BURLINGTON, Mass., July 30, 2013 /PRNewswire/ -- Decision Resources, one of the world's leading research and advisory firms for pharmaceutical and healthcare issues, finds that the uptake of key current brands and the launch of three new therapies will help sustain the Parkinson's disease (PD) market throughout the 2012-2022 forecast period, despite growing competition from generics. As a result of these competing forces, total sales of therapies used to treat PD will remain relatively flat over the next decade, beginning at $2.3 billion in 2012 and ending at $2.4 billion in 2022 in the United States, France, Germany, Italy, Spain, the United Kingdom and Japan.
The Pharmacor advisory service entitled Parkinson's Disease finds that dopamine agonists will maintain the largest class-level market share through 2022 at approximately 30 percent. For the drug-class leaders pramipexole (Boehringer Ingelheim's Mirapex, other brands, generics; Mirapex ER, other brands) and ropinirole (GlaxoSmithKline's Requip, generics; GlaxoSmithKline/SkyePharma's Requip XL, other brands, generics), growing reliance on convenient once-daily formulations is expected to render the original, three-times-daily formulations nearly obsolete by the second half of the 2012-2022 forecast period. Similarly, the use of the once-daily, transdermal product rotigotine (UCB/Otsuka Pharmaceutical's Neupro, other brands) will continue to grow within the class, primarily outside of Europe, following its 2012 U.S. market re-entry and 2013 launch in Japan.

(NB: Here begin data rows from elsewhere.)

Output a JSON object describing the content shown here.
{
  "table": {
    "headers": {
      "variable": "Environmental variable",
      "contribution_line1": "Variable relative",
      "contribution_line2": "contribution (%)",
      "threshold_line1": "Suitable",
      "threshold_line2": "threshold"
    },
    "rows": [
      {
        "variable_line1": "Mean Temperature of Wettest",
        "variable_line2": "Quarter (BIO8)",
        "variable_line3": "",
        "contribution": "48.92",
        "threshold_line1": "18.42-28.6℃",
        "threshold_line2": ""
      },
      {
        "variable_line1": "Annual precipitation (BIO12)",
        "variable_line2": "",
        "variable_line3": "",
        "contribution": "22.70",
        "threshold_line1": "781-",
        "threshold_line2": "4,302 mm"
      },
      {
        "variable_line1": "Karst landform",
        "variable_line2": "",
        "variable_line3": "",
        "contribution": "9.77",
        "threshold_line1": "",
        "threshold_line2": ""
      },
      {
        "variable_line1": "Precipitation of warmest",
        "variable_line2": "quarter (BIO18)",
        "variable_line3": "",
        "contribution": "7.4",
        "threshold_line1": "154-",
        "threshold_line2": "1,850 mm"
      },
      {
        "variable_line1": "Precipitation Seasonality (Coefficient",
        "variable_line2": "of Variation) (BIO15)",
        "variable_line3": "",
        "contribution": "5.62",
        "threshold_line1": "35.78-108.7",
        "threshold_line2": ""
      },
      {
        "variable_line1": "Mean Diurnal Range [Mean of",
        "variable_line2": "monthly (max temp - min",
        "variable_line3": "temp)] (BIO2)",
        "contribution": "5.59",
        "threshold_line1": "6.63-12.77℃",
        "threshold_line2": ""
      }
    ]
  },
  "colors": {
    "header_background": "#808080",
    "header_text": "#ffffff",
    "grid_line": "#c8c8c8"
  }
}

The findings also reveal that the launch of three emerging therapies through 2015 will provide useful treatment alternatives in PD. Impax Laboratories' Rytary, a reformulation of levodopa (multiple brands, generics), is expected to be prescribed, at least initially, in more-advanced patients experiencing periods of "off" time but will compete with established levodopa-adjunct therapies including the catechol-O-methyltransferase inhibitor entacapone (Novartis/Orion Pharma's Comtan/Stalevo, other brands, generics). Third-to-market monoamine oxidase-B inhibitor safinamide (Newron Pharmaceuticals/Zambon Pharma/Meiji Seika Pharma) has proved effective both in early PD and as an adjunct to levodopa in more advanced patients but will contend with the class leader rasagiline (Teva/Lundbeck's Azilect). Lastly, Acadia Pharmaceuticals' inverse agonist of 5-HT2A receptors pimavanserin is poised to become the first therapy approved specifically to treat psychotic symptoms associated with PD (a key comorbidity), but will likely compete with current antipsychotic agents that are used off-label with some clinical success today. All three of these emerging agents will face intensifying competition from generic alternatives within their respective market segments.
"The late-stage PD therapy pipeline is populated with a range of symptomatic agents targeting niche populations, but, as such, these products may have more-restricted commercial potential," said Decision Resources Senior Business Insights Analyst Nadja Rozovsky, Ph.D. "Delaying disease progression remains the greatest unmet need in the treatment of PD, but it is one that is still far from realization."